Il sistema ideato dai criminali è molto ingegnoso. Chi esce dal penitenziario, grazie a un permesso o per aver guadagnato la semilibertà, acquista il cellulare, per 35 euro. Il telefonino viene poi munito di scheda telefonica, con numero intestato a stranieri, che non sanno di essere titolari dell'utenza mobile. Per introdurlo all'interno del carcere, senza insospettire gli agenti ci sono diversi modi, secondo quanto racconta il Corriere della Sera. Normalmente, il detenuto si fa scavare la suola della scarpa, vi nasconde il cellulare e poi la incolla nuovamente, così da farla risultare intatta. Ma c'è anche chi lo nasconde nelle parti intime, come fosse una supposta, e chi lo inserisce nel pacco da inviare ai carcerati, contenente vettovaglie e indumenti.

Ma queste strategie non sarebbero sufficienti, se il cellulare fosse rilevabile dai metal detector. Ma il mini telefono è talmente piccolo e essenziale da essere composto da tantissima plastica e pochissimo materiale ferroso: tastiera numerica, tasto di accensione e spegnimento e un piccolo schermo. Niente di più.

All'interno del carcere, è facile scambiarsi il micro telefono, che viene rivenduto a 150 euro e che sfugge ai controlli interni degli agenti. Nel corso di alcune perquisizioni, sono stati scoperti i telefonini utilizzati dai criminali, per comunicare all'esterno.

Commenti
Ritratto di mbferno

mbferno

Mar, 26/06/2018 - 17:39

Bah....non comprendo come una sim possa venire intestata a stranieri a loro insaputa:all'attivazione vengono chieste carta identita e codice fiscale....fasulle pure queste?

Anonimo (non verificato)

pensionato.stufo

Mar, 26/06/2018 - 20:37

Amico @mbfermo, legga l'articolo sul Corriere. Simme a napule paisa'.
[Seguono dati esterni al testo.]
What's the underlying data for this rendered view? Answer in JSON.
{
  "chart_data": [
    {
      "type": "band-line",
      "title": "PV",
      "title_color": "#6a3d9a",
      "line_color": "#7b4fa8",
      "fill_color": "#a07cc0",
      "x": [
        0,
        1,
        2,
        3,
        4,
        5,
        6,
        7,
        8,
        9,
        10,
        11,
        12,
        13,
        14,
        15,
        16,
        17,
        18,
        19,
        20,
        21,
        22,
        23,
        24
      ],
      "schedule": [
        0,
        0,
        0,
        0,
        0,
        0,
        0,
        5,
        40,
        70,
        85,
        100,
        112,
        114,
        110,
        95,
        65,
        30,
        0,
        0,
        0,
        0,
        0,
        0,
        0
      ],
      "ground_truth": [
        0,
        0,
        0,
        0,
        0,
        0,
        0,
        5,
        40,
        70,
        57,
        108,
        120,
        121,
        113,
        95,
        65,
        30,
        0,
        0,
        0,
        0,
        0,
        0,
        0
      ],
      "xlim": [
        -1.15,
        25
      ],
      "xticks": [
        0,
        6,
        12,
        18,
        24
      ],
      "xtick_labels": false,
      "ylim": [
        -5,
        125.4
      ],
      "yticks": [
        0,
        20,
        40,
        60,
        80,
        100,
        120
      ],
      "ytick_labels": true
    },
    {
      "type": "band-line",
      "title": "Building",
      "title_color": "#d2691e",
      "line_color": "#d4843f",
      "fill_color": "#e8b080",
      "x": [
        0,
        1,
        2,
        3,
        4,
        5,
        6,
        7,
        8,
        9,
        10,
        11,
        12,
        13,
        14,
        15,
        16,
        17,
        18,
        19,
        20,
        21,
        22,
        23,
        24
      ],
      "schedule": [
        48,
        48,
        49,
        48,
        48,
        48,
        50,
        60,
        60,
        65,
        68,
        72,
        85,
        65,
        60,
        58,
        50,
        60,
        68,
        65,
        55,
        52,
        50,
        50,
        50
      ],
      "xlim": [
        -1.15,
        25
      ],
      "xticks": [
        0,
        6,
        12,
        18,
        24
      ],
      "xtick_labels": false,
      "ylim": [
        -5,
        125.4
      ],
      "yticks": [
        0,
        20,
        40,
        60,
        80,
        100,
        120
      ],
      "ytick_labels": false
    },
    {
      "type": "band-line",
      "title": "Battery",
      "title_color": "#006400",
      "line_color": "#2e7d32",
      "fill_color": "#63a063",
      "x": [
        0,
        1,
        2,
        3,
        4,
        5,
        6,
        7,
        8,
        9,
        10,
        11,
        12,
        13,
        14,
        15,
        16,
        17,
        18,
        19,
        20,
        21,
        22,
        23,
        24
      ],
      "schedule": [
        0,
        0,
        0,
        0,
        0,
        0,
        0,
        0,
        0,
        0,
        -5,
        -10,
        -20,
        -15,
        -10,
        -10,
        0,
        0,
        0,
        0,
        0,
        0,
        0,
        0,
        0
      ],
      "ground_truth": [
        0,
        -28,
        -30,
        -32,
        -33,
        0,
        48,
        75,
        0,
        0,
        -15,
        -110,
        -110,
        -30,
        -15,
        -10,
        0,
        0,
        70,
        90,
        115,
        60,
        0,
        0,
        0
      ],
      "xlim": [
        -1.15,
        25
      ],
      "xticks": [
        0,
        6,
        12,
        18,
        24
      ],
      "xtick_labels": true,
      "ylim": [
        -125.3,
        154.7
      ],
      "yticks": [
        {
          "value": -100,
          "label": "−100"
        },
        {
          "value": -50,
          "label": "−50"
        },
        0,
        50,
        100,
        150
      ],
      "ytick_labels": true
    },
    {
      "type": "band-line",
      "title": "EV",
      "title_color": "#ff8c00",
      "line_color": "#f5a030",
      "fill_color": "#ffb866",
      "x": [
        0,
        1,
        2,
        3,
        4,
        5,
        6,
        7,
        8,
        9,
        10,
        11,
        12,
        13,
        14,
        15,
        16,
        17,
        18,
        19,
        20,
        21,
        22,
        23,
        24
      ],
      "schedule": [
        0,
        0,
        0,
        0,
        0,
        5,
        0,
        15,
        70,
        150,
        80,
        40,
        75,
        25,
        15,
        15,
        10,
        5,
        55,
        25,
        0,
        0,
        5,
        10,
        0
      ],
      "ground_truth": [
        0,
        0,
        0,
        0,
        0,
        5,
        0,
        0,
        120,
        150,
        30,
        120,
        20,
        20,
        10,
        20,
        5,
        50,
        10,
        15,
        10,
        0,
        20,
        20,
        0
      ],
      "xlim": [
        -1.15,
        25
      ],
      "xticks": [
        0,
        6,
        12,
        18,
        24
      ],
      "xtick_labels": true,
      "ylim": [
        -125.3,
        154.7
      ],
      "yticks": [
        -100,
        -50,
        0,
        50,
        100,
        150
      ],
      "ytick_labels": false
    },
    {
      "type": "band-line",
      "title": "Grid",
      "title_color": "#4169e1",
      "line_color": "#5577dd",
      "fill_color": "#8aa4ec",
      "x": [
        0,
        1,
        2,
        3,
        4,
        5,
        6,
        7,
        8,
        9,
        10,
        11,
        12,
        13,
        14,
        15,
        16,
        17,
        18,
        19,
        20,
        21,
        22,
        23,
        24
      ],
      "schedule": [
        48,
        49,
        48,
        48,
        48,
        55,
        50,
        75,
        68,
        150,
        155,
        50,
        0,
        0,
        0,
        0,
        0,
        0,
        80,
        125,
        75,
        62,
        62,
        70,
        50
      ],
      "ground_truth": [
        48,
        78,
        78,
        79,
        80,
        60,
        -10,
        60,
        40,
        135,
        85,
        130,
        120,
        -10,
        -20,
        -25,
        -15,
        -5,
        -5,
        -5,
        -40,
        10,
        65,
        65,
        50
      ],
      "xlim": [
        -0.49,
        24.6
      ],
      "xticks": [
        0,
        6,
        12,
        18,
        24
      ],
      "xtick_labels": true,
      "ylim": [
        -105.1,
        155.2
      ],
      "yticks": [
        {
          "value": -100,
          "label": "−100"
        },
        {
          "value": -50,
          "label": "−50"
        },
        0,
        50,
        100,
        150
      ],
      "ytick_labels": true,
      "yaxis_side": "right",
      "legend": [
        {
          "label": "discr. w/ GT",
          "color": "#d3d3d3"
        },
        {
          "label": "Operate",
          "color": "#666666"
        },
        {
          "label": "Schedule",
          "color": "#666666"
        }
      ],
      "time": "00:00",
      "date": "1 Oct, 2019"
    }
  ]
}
Ritratto di bonoitalianoma

bonoitalianoma

Mar, 26/06/2018 - 21:43

Basta mettere un rilevatore di segnali elettromagnetici vicino alle celle e scopri subito il traffico cellulare o più normale esaminare il traffico sui ponti telefonici, cellule.

jenablindata

Mar, 26/06/2018 - 22:41

la verità è che allo stato non interessa più di tanto,questo problema: perchè se volesse,basta un semplice jammer installato in ogni carcere ed ecco che si ritorna alla classica cornetta o lettera... un giorno di questi in italia ci si sveglierà dai sogni,e si riporterà il carcere alla sua funzione naturale,che è quella di reprimere o punire il crimine: quel giorno molti che oggi si allargano per una repressione che di fatto NON c'è,impareranno sulla propria pelle che non è conveniente, delinquere.... e cominceranno ad andare via dritti come se avessero ingoiato un palo telegrafico. --- chissà... forse proprio san salvini farà il miracolo.

Ritratto di Professor...Malafede

Professor...Malafede

Mar, 26/06/2018 - 22:51

Semplice: installate dei jammer nelle carceri, dopo lo possono usare come fermacarte.

Ritratto di Professor...Malafede

Professor...Malafede

Mar, 26/06/2018 - 22:52

Aggiungo: ogni detenuto deve essere privato delle sue scarpe per fare apposita bonifica.